Ветер на мгновение затих, а затем и вовсе наступила тишина.
Пошатываясь, они выбрались на палубу. Равнодушное беззвездное небо низко нависло над океаном. Холли нашла фонарь и посветила вокруг. Повсюду валялись вещи. Казалось, что тут неистовствовала бешеная собака. На плите валялся лифчик от купальника. Футболка с длинными рукавами обвила одну из опор навеса, покосившуюся и более всего напоминавшую стариковскую трость. Спасательные жилеты, покачиваясь на волнах, плыли за яхтой, удерживаемые уцелевшими линями. На ступеньках лежали две буханки расплющенного, как маца, хлеба. Под ногами хрустели осколки разбитых бутылок и стаканов. Движимая чувством долга, Холли нашла совок и веник, которые остались на месте, поскольку были прикреплены к дверце шкафчика магнитом, и принялась подметать. Она постоянно морщилась, потому что туго забинтованная нога все еще отказывалась удерживать вес ее тела. Она упорно сражалась с царившим на палубе хаосом, когда вдруг до нее донесся голос Трейси: «О Матерь Божья!» Она проследила за взглядом подруги.
Парус, который вначале лопнул вдоль старательно наложенного Ленни шва, разлетелся на клочки, как воздушный шар, который чересчур сильно надули. Гигантские лохмотья хлопали, развеваясь над их головами.
— Как это могло случиться? — воскликнула Трейси.
— И так быстро, — добавила Холли. — Он ведь был совершенно целый.
— Как хорошо, что существуют двигатели. Такой чудесный парус...
— Они где-то там, Трейс, — сказала Холли. — Может, их и отнесло далеко от нас, но они наверняка уже завели двигатель. — Однако, увидев удрученный взгляд Трейси, она поняла, что подруга совершенно не верит в такую возможность. — В любом случае, они сильные люди — продолжала Холли. — Если кто и может выбраться из подобной переделки, так это они. Ленни, во всяком случае, знает здешние воды как свои пять пальцев.
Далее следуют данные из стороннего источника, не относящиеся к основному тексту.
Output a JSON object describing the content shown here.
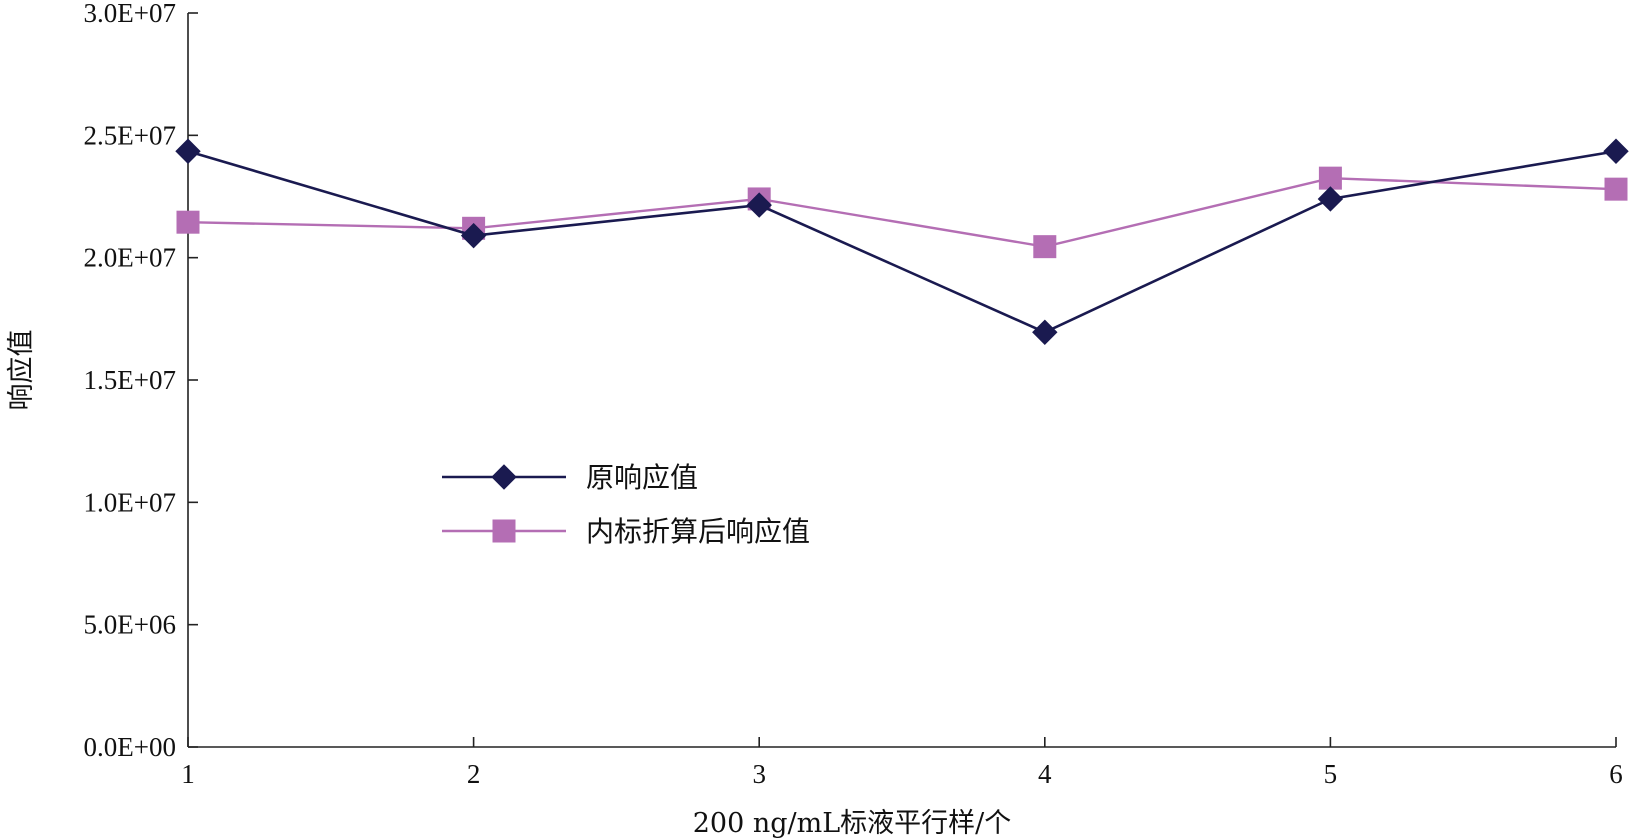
{
  "chart_data": {
    "type": "line",
    "xlabel": "200 ng/mL标液平行样/个",
    "ylabel": "响应值",
    "x": [
      1,
      2,
      3,
      4,
      5,
      6
    ],
    "ylim": [
      0,
      30000000
    ],
    "yticks": [
      0,
      5000000,
      10000000,
      15000000,
      20000000,
      25000000,
      30000000
    ],
    "ytick_labels": [
      "0.0E+00",
      "5.0E+06",
      "1.0E+07",
      "1.5E+07",
      "2.0E+07",
      "2.5E+07",
      "3.0E+07"
    ],
    "xtick_labels": [
      "1",
      "2",
      "3",
      "4",
      "5",
      "6"
    ],
    "grid": false,
    "legend_position": "center-left",
    "series": [
      {
        "name": "原响应值",
        "marker": "diamond",
        "color": "#1a1a50",
        "values": [
          24350000,
          20900000,
          22150000,
          16950000,
          22400000,
          24350000
        ]
      },
      {
        "name": "内标折算后响应值",
        "marker": "square",
        "color": "#b46eb4",
        "values": [
          21450000,
          21200000,
          22400000,
          20450000,
          23250000,
          22800000
        ]
      }
    ]
  }
}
А мы должны подумать о себе.
— Да, — согласилась Трейси и добавила: — Это я виновата, слишком быстро развернула яхту.
— У тебя богатый опыт управления пятидесятифутовыми яхтами, — кивнув ей, улыбнулась Холли.
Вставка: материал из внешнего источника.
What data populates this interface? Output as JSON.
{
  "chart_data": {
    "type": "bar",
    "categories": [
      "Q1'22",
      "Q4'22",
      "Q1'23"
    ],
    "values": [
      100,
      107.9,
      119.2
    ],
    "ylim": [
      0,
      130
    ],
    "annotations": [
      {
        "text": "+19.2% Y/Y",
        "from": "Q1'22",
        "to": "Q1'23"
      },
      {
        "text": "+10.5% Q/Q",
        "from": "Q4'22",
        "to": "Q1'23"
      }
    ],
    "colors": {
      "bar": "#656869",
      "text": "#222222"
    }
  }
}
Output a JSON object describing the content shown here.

— Не смешно! — резко ответила Трейси, и Холли отшатнулась от нее. Она всегда любила пошутить. Всегда. Конечно, все очень скверно, но с другой стороны, она была благодарна судьбе за то, что ей посчастливилось остаться на яхте. Это значит, что скоро она почувствует под ногами твердую почву и обнимет Иана с Эваном. Холли представила себе, как Крис, ее муж, тут же потащит ее в больницу. Всю свою жизнь Холли провела в непрестанном движении. На размышления у нее не хватало терпения. Стоило ей засидеться, даже в кинотеатре, как она засыпала. Видимо, она все же похожа на свою мать больше, чем ей того хотелось бы. Любимые афоризмы Хайди: «Не швыряйся деньгами», «Не можешь изменить ситуацию, измени свое отношение к ней», — стали и ее собственными. В критической ситуации Холли обычно волновалась за сыновей, но они остались дома. Если бы Холли себе позволила, она бы принялась переживать из-за темной линии, медленно, миллиметр за миллиметром, ползущей от раны вверх по ее бедру. У Холли было заражение крови. Ей это было хорошо известно, но что изменится, если она расскажет о нем остальным? Чем они помогут ей? Несмотря на свою подготовку, Холли и сама себе не может помочь. Пригоршней амоксициллина сепсис не остановить. Если в ближайшем будущем ей не будет оказана помощь, произойдет септический шок. Ее уже время от времени начинало лихорадить.